Leecia Welch, senior director of the legal advocacy and child welfare practice at the National Center for Youth Law, met with several minors in various facilities. She compared their conditions to those in the tent city in Tornillo, TX, under the Trump administration, which had been criticized for being located on desert land outside El Paso. It housed more than 2,800 children and teenagers in 2019. “But Fort Bliss is much worse in every respect,” Welch charged. “It goes against everything we know about the proper care and treatment of traumatized children.”

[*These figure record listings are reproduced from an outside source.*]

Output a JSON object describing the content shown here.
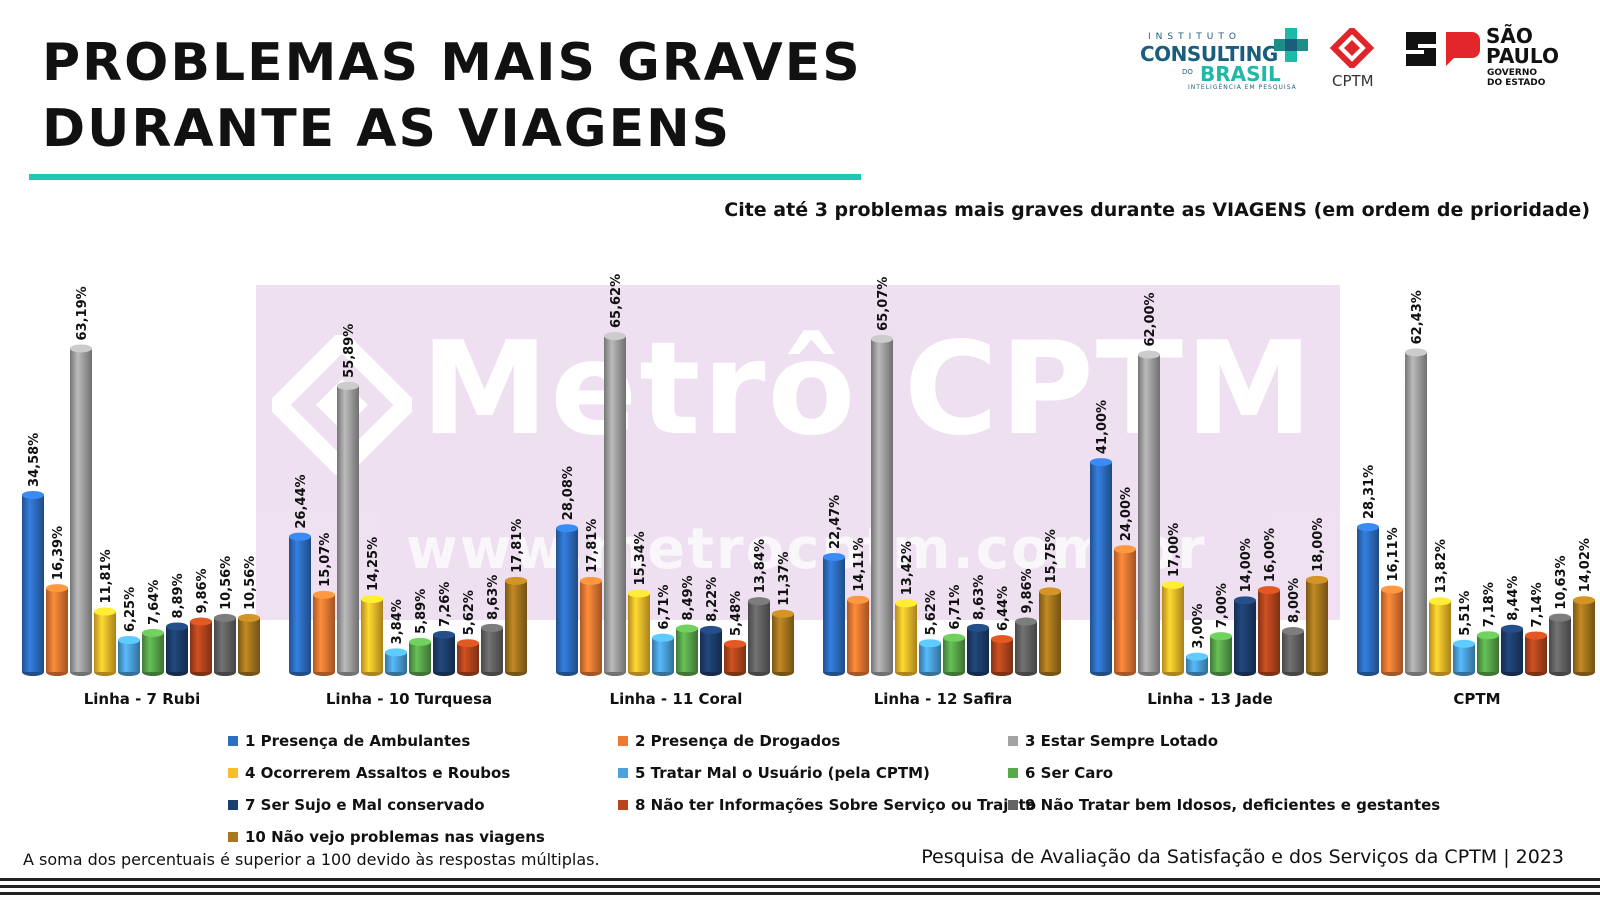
{
  "header": {
    "title_line1": "PROBLEMAS MAIS GRAVES",
    "title_line2": "DURANTE AS VIAGENS",
    "accent_color": "#1fc7b4"
  },
  "logos": {
    "icb_small": "INSTITUTO",
    "icb_big": "CONSULTING",
    "icb_do": "DO",
    "icb_mid": "BRASIL",
    "icb_tag": "INTELIGÊNCIA EM PESQUISA",
    "cptm": "CPTM",
    "sp_line1": "SÃO",
    "sp_line2": "PAULO",
    "sp_line3": "GOVERNO DO ESTADO"
  },
  "watermark": {
    "text": "Metrô CPTM",
    "url": "www.metrocptm.com.br"
  },
  "question": "Cite até 3 problemas mais graves durante as VIAGENS (em ordem de prioridade)",
  "chart_data": {
    "type": "bar",
    "categories": [
      "Linha - 7 Rubi",
      "Linha - 10 Turquesa",
      "Linha - 11 Coral",
      "Linha - 12 Safira",
      "Linha - 13 Jade",
      "CPTM"
    ],
    "ylim": [
      0,
      70
    ],
    "series": [
      {
        "name": "1 Presença de Ambulantes",
        "color": "#2e6fc4",
        "values": [
          34.58,
          26.44,
          28.08,
          22.47,
          41.0,
          28.31
        ],
        "labels": [
          "34,58%",
          "26,44%",
          "28,08%",
          "22,47%",
          "41,00%",
          "28,31%"
        ]
      },
      {
        "name": "2 Presença de Drogados",
        "color": "#ee7a33",
        "values": [
          16.39,
          15.07,
          17.81,
          14.11,
          24.0,
          16.11
        ],
        "labels": [
          "16,39%",
          "15,07%",
          "17,81%",
          "14,11%",
          "24,00%",
          "16,11%"
        ]
      },
      {
        "name": "3 Estar Sempre Lotado",
        "color": "#a3a3a3",
        "values": [
          63.19,
          55.89,
          65.62,
          65.07,
          62.0,
          62.43
        ],
        "labels": [
          "63,19%",
          "55,89%",
          "65,62%",
          "65,07%",
          "62,00%",
          "62,43%"
        ]
      },
      {
        "name": "4 Ocorrerem Assaltos e Roubos",
        "color": "#f8be2a",
        "values": [
          11.81,
          14.25,
          15.34,
          13.42,
          17.0,
          13.82
        ],
        "labels": [
          "11,81%",
          "14,25%",
          "15,34%",
          "13,42%",
          "17,00%",
          "13,82%"
        ]
      },
      {
        "name": "5 Tratar Mal o Usuário (pela CPTM)",
        "color": "#4ca3dc",
        "values": [
          6.25,
          3.84,
          6.71,
          5.62,
          3.0,
          5.51
        ],
        "labels": [
          "6,25%",
          "3,84%",
          "6,71%",
          "5,62%",
          "3,00%",
          "5,51%"
        ]
      },
      {
        "name": "6 Ser Caro",
        "color": "#5aa84c",
        "values": [
          7.64,
          5.89,
          8.49,
          6.71,
          7.0,
          7.18
        ],
        "labels": [
          "7,64%",
          "5,89%",
          "8,49%",
          "6,71%",
          "7,00%",
          "7,18%"
        ]
      },
      {
        "name": "7 Ser Sujo e Mal conservado",
        "color": "#1d3f6e",
        "values": [
          8.89,
          7.26,
          8.22,
          8.63,
          14.0,
          8.44
        ],
        "labels": [
          "8,89%",
          "7,26%",
          "8,22%",
          "8,63%",
          "14,00%",
          "8,44%"
        ]
      },
      {
        "name": "8 Não ter Informações Sobre Serviço ou Trajeto",
        "color": "#b6461d",
        "values": [
          9.86,
          5.62,
          5.48,
          6.44,
          16.0,
          7.14
        ],
        "labels": [
          "9,86%",
          "5,62%",
          "5,48%",
          "6,44%",
          "16,00%",
          "7,14%"
        ]
      },
      {
        "name": "9 Não Tratar bem Idosos, deficientes e gestantes",
        "color": "#646464",
        "values": [
          10.56,
          8.63,
          13.84,
          9.86,
          8.0,
          10.63
        ],
        "labels": [
          "10,56%",
          "8,63%",
          "13,84%",
          "9,86%",
          "8,00%",
          "10,63%"
        ]
      },
      {
        "name": "10 Não vejo problemas nas viagens",
        "color": "#a9781e",
        "values": [
          10.56,
          17.81,
          11.37,
          15.75,
          18.0,
          14.02
        ],
        "labels": [
          "10,56%",
          "17,81%",
          "11,37%",
          "15,75%",
          "18,00%",
          "14,02%"
        ]
      }
    ]
  },
  "footer": {
    "note": "A soma dos percentuais é superior a 100 devido às respostas múltiplas.",
    "source": "Pesquisa de Avaliação da Satisfação e dos Serviços da CPTM | 2023"
  }
}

A Look Inside Detention Centers for Immigrant Minors
A shelter in Erie, PA, had a fire safety issue, according to an internal report obtained by The New York Times. Not all of the hot water heaters worked, and an infestation of lice was “a big issue and seems to be increasing.” The heating didn’t work in three rooms, according to a government assessment, which included one room where a child sick with COVID complained about being cold. Cleaning and removal of trash were not done regularly, and gas leaked inside where the children were living. The minors did not have enough clothes, and the shelter was understaffed. This facility was closed on April 26.
The Kay Bailey Hutchison Convention Center in Dallas, TX, was converted into an emergency shelter intended to hold about 2,000 immigrant children, mostly teenage boys. Critics described it as a “big ballroom with no exterior lights,” with children forced to live and sleep with fluorescent lighting that never turned off.
In Houston, TX, a warehouse temporarily used as lodging for 500 females from 13 to 17 years old was shut down because of poor conditions. Girls reportedly said they were constantly hungry and thirsty, water was limited, and food portions too small. Some complained they were fed undercooked chicken and expired items, according to CBS News. Only five-minute showers were allowed, and those were limited, with some girls saying they showered only twice in 15 days. They were also told to turn their underwear inside out instead of having it laundered, and they were not allowed to use the bathroom after 10 p.m.
Secrecy v Transparency
Although many Trump supporters applauded his transparency while in office, some agreed that he was too forthcoming, especially on social media. This may be one reason mainstream news was able to get so much information to publish, and, as some would say, embellish and tweak, to give such a negative narrative on illegal immigration, especially when it came to “children in cages.”
Yet, the Biden administration’s concealment of the border crisis has left a bitter taste in the mouth on both sides of the aisle, which is only souring with these recent allegations. As Liberty Nation reported, there is rampant secret transportation of migrant children to other states, in “the dead of night without the knowledge or permission of the communities involved.”
As a federal employee at Fort Bliss told Reason:
“Secrecy is demanded at a level that might be called for if we were designing the next generation of nuclear subs, and there is absolutely no reason for it. One can understand the need to protect the identities of individual children and not allow them to be photographed. But there is no excuse for any of the other secrecy surrounding the operation.”